El discurso de los teólogos dominicos era más articulado. Generalmente eran más críticos con los intereses que los franciscanos. Apoyándose en Tomás de Aquino, los dos teólogos dominicos cambiaron radicalmente la argumentación y construyeron su tesis sobre la licitud del interés en base a una idea totalmente distinta: el interés no debía ser entendido como precio del dinero prestado, sino como don para quienes actuaban por amor cívico: «El dominico no discute la licitud de la atribución de un 5% anual a los acreedores del Monte, sino que propone que sea interpretada como un don espontáneo, por parte de la comunidad, que de ese modo manifiesta su gratitud al ciudadano» (Roberto Lambertini, "Il dibattito medievale sul consolidamento del debito pubblico dei Comuni", 2009). El interés, coherentemente con su etimología (inter-esse), era visto como un vínculo de reciprocidad entre dones. Pero si ese 5% era don, entonces, para los dominicos, a diferencia de Francisco de Empoli, el poseedor del título no podía revenderlo, ya que los dones no se venden.

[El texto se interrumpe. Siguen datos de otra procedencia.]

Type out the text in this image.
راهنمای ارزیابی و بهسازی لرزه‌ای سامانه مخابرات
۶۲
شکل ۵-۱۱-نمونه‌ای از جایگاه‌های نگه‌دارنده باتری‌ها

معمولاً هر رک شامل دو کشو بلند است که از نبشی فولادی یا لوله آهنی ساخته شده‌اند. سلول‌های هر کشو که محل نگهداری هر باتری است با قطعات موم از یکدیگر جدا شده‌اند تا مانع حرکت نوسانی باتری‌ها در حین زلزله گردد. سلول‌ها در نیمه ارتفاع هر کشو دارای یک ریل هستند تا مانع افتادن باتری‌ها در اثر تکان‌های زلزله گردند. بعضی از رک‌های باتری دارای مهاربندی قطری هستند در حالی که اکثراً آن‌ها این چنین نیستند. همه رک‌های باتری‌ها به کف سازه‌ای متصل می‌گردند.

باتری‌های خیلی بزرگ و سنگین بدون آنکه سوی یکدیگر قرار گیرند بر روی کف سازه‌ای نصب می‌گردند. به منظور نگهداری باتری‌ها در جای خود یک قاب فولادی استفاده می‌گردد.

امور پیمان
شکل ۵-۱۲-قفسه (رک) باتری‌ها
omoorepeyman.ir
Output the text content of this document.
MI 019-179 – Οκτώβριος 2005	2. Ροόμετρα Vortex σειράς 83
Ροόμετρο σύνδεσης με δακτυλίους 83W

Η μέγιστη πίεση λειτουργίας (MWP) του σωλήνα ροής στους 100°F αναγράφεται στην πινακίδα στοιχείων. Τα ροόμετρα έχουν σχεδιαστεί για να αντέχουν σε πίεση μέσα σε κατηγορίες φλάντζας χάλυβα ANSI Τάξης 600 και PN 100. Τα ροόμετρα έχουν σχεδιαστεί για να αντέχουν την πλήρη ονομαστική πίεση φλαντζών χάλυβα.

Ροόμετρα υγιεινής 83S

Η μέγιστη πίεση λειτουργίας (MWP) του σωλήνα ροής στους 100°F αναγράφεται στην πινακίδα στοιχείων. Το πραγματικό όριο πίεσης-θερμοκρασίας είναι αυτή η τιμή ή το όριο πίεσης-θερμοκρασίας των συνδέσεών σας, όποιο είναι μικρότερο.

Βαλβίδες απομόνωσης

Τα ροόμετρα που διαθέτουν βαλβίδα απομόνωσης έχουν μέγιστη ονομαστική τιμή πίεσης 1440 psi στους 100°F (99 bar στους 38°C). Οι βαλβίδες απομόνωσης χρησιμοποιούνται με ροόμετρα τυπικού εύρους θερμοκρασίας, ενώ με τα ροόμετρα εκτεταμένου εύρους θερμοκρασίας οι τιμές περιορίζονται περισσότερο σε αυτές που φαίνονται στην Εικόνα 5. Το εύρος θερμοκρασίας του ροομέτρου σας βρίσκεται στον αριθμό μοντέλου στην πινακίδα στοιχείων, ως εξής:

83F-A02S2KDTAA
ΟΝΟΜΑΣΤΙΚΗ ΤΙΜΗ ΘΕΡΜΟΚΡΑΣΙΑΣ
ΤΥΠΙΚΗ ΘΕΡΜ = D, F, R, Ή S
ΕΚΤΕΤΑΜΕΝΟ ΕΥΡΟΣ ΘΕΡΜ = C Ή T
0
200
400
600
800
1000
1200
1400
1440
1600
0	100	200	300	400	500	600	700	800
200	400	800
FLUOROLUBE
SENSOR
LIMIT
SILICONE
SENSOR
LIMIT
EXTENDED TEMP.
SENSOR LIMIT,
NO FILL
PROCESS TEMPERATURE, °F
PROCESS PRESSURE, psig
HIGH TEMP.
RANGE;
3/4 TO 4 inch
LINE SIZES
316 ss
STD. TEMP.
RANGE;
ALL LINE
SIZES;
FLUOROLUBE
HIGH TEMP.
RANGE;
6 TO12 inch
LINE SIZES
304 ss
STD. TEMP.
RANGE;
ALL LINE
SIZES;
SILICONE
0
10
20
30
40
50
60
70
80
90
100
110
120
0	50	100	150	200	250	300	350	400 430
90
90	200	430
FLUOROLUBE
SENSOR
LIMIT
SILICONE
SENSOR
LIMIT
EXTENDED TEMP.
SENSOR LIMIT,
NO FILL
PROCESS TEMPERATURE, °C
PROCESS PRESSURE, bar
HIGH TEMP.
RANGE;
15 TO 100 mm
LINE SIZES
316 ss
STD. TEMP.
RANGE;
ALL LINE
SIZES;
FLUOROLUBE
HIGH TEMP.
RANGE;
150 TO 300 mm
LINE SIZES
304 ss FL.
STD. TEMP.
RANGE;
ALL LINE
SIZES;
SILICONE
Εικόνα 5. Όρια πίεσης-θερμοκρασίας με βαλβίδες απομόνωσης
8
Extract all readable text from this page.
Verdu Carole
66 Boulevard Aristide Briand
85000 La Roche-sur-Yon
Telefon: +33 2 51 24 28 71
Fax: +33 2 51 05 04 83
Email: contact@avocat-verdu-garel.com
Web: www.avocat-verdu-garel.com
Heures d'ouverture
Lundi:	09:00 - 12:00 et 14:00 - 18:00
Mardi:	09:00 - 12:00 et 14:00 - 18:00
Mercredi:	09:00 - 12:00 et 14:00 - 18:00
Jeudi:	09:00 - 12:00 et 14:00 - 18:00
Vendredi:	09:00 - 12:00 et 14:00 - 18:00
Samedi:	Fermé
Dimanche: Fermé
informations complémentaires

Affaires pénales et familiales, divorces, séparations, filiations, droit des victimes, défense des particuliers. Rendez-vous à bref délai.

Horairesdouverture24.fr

Aquí entra en juego un elemento decisivo, retomado y potenciado por el agustino Gregorio de Rímini: la recta intención. Lo que hacía que el 5% fuera lícito era la intención con la que la ciudad lo pagaba y el ciudadano lo recibía. Si la intención, para una parte o para ambas, era el lucro privado, entonces el interés era ilícito; si la intención era el bien común, era lícito. De ahí se deriva la no admisibilidad del comercio de títulos, ya que quien vendía y compraba no lo hacía por el originario bien común, sino por el lucro privado. Es interesante la explicación que daba Gregorio para afirmar que la ciudad de Venecia no tenía recta intención cuando emitió los títulos de deuda. Para el teólogo agustino, el pago del mismo porcentaje del 5% a todos por igual, sin tener en cuenta las condiciones subjetivas de los prestatarios, su riqueza y necesidades, hacía ilícita esa deuda pública. Equivalía a decir que la falta de diferenciación hacía evidente que la intención era el lucro y no el bien común. Era la antigua idea de que la igualdad sustancial, y por tanto la justicia, no coincide con la igualdad formal.

Hoy nos encontramos nuevamente en una fase de fundación, a nivel europeo, en cuanto al sentido de las deudas, los préstamos, los impuestos y los intereses. Aquellos primeros debates éticos pueden enseñarnos muchas cosas, como, por ejemplo, que las intenciones son importantes, también en economía. Los países europeos han aceptado la emisión de una gran cantidad de deuda pública en este tiempo de pandemia, porque han interpretado las intenciones de los solicitantes y de los otorgantes de los préstamos. Un mal común – la pandemia del Covid-19 – nos ha hecho redescubrir el bien común, y por tanto un interés distinto, el vínculo necesario entre deuda y bien común. En este terrible 2020 también hemos redescubierto el don, los dones realizados y recibidos, desde el don de la vida de médicos y enfermeros hasta el don de la vacuna gratuita y universal. ¿Y si este fuera el comienzo de una nueva economía?